Problem 4: Azure Speech is not Azure AI Foundry

Symptom	Fix
Calling the Speech API with an AI Foundry key returns 401	MAI-Transcribe-1 requires an Azure Speech resource with `kind: SpeechServices`, which is a separate service with its own key and endpoint

When these failures show up in production, trace and diagnose transcription failures with Azure AI Foundry to inspect the full request payload and the Speech API response.
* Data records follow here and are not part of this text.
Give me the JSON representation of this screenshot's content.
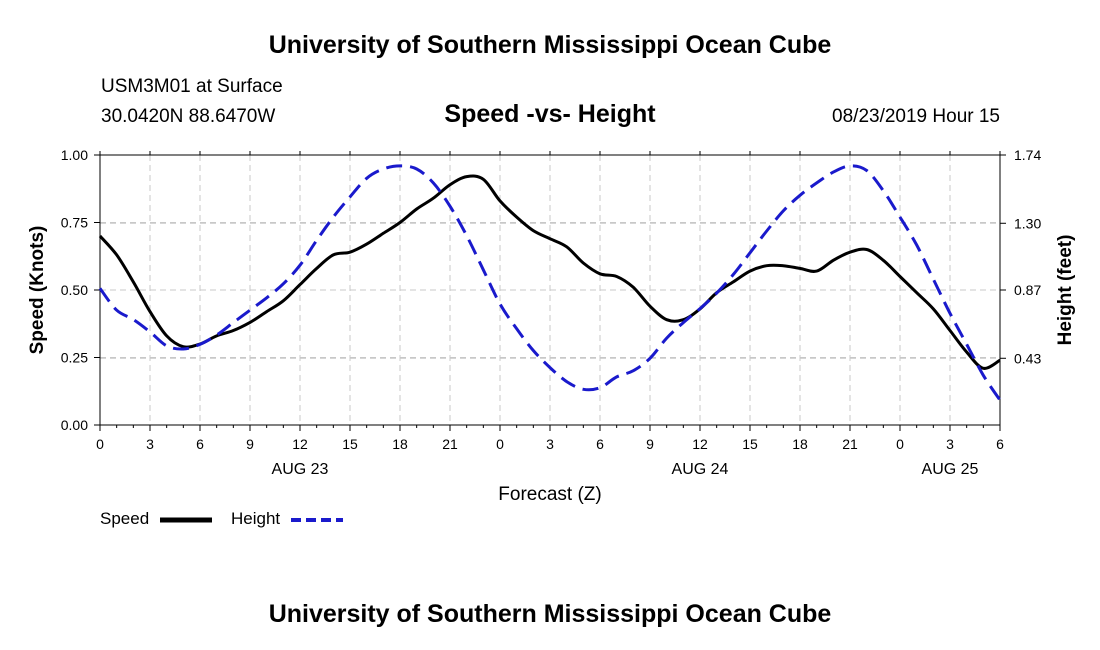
{
  "header": {
    "title": "University of Southern Mississippi Ocean Cube",
    "station": "USM3M01 at Surface",
    "coordinates": "30.0420N 88.6470W",
    "chart_title": "Speed -vs- Height",
    "run_time": "08/23/2019 Hour 15"
  },
  "footer": {
    "title": "University of Southern Mississippi Ocean Cube"
  },
  "legend": {
    "speed_label": "Speed",
    "height_label": "Height"
  },
  "colors": {
    "speed": "#000000",
    "height": "#1a1acc",
    "grid": "#c8c8c8"
  },
  "chart_data": {
    "type": "line",
    "title": "Speed -vs- Height",
    "xlabel": "Forecast (Z)",
    "ylabel": "Speed (Knots)",
    "y2label": "Height (feet)",
    "xlim": [
      0,
      54
    ],
    "ylim": [
      0,
      1.0
    ],
    "y2lim": [
      0,
      1.74
    ],
    "x_tick_values": [
      0,
      3,
      6,
      9,
      12,
      15,
      18,
      21,
      24,
      27,
      30,
      33,
      36,
      39,
      42,
      45,
      48,
      51,
      54
    ],
    "x_tick_labels": [
      "0",
      "3",
      "6",
      "9",
      "12",
      "15",
      "18",
      "21",
      "0",
      "3",
      "6",
      "9",
      "12",
      "15",
      "18",
      "21",
      "0",
      "3",
      "6"
    ],
    "date_labels": [
      {
        "x": 12,
        "label": "AUG 23"
      },
      {
        "x": 36,
        "label": "AUG 24"
      },
      {
        "x": 51,
        "label": "AUG 25"
      }
    ],
    "y_ticks": [
      0,
      0.25,
      0.5,
      0.75,
      1.0
    ],
    "y_tick_labels": [
      "0.00",
      "0.25",
      "0.50",
      "0.75",
      "1.00"
    ],
    "y2_ticks": [
      0.43,
      0.87,
      1.3,
      1.74
    ],
    "y2_tick_labels": [
      "0.43",
      "0.87",
      "1.30",
      "1.74"
    ],
    "grid": true,
    "series": [
      {
        "name": "Speed",
        "axis": "left",
        "style": "solid",
        "x": [
          0,
          1,
          2,
          3,
          4,
          5,
          6,
          7,
          8,
          9,
          10,
          11,
          12,
          13,
          14,
          15,
          16,
          17,
          18,
          19,
          20,
          21,
          22,
          23,
          24,
          25,
          26,
          27,
          28,
          29,
          30,
          31,
          32,
          33,
          34,
          35,
          36,
          37,
          38,
          39,
          40,
          41,
          42,
          43,
          44,
          45,
          46,
          47,
          48,
          49,
          50,
          51,
          52,
          53,
          54
        ],
        "values": [
          0.7,
          0.63,
          0.53,
          0.42,
          0.33,
          0.29,
          0.3,
          0.33,
          0.35,
          0.38,
          0.42,
          0.46,
          0.52,
          0.58,
          0.63,
          0.64,
          0.67,
          0.71,
          0.75,
          0.8,
          0.84,
          0.89,
          0.92,
          0.91,
          0.83,
          0.77,
          0.72,
          0.69,
          0.66,
          0.6,
          0.56,
          0.55,
          0.51,
          0.44,
          0.39,
          0.39,
          0.43,
          0.49,
          0.53,
          0.57,
          0.59,
          0.59,
          0.58,
          0.57,
          0.61,
          0.64,
          0.65,
          0.61,
          0.55,
          0.49,
          0.43,
          0.35,
          0.27,
          0.21,
          0.24
        ]
      },
      {
        "name": "Height",
        "axis": "right",
        "style": "dashed",
        "x": [
          0,
          1,
          2,
          3,
          4,
          5,
          6,
          7,
          8,
          9,
          10,
          11,
          12,
          13,
          14,
          15,
          16,
          17,
          18,
          19,
          20,
          21,
          22,
          23,
          24,
          25,
          26,
          27,
          28,
          29,
          30,
          31,
          32,
          33,
          34,
          35,
          36,
          37,
          38,
          39,
          40,
          41,
          42,
          43,
          44,
          45,
          46,
          47,
          48,
          49,
          50,
          51,
          52,
          53,
          54
        ],
        "values": [
          0.88,
          0.74,
          0.68,
          0.6,
          0.51,
          0.49,
          0.52,
          0.58,
          0.66,
          0.74,
          0.82,
          0.91,
          1.03,
          1.19,
          1.34,
          1.47,
          1.59,
          1.65,
          1.67,
          1.65,
          1.56,
          1.41,
          1.22,
          1.0,
          0.78,
          0.62,
          0.48,
          0.37,
          0.28,
          0.23,
          0.24,
          0.31,
          0.35,
          0.43,
          0.56,
          0.66,
          0.75,
          0.85,
          0.97,
          1.11,
          1.25,
          1.38,
          1.48,
          1.56,
          1.63,
          1.67,
          1.64,
          1.51,
          1.34,
          1.16,
          0.94,
          0.72,
          0.52,
          0.32,
          0.16
        ]
      }
    ]
  }
}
Voice Format Matrix by Platform

Platform	Format	Needs `ffmpeg`	Storage path
Telegram	OGG Opus (`.oga`)	No	`~/.openclaw/media/inbound/`
WhatsApp	OGG Opus (`.ogg`)	No	`~/.openclaw/media/inbound/`
LINE	M4A AAC (`.m4a`)	Yes	`/tmp/openclaw/line-media-*.m4a`

Cost

Item	Cost
Speech resource (`S0`)	No monthly base fee
MAI-Transcribe-1	$0.36 per audio hour
Typical family usage	About 5 to 10 voice notes per day at roughly 10 seconds each, which lands near 1 hour per month
Estimated monthly total	Less than $0.36

That is roughly on par with OpenAI Whisper pricing, but the operational advantage is that everything stays in Azure with the same Key Vault and deployment story.

Why This Shape Works

The integration comes down to four moving parts:

Use Bicep to deploy Azure Speech and store the key in Key Vault.
Use a CLI script to call the REST API and normalize formats with ffmpeg.
Use a plugin to register the tool and teach the agent to transcribe before reasoning.
Use two configuration paths: the automatic media pipeline for Telegram and WhatsApp, and the explicit tool path for LINE.

The biggest lesson was that voice is not one feature. Each channel packages and routes it differently. LINE does not enter the same pipeline as Telegram and WhatsApp, and its M4A payloads are not always accepted as-is. Once those two differences were handled directly, the rest of the integration became much more predictable.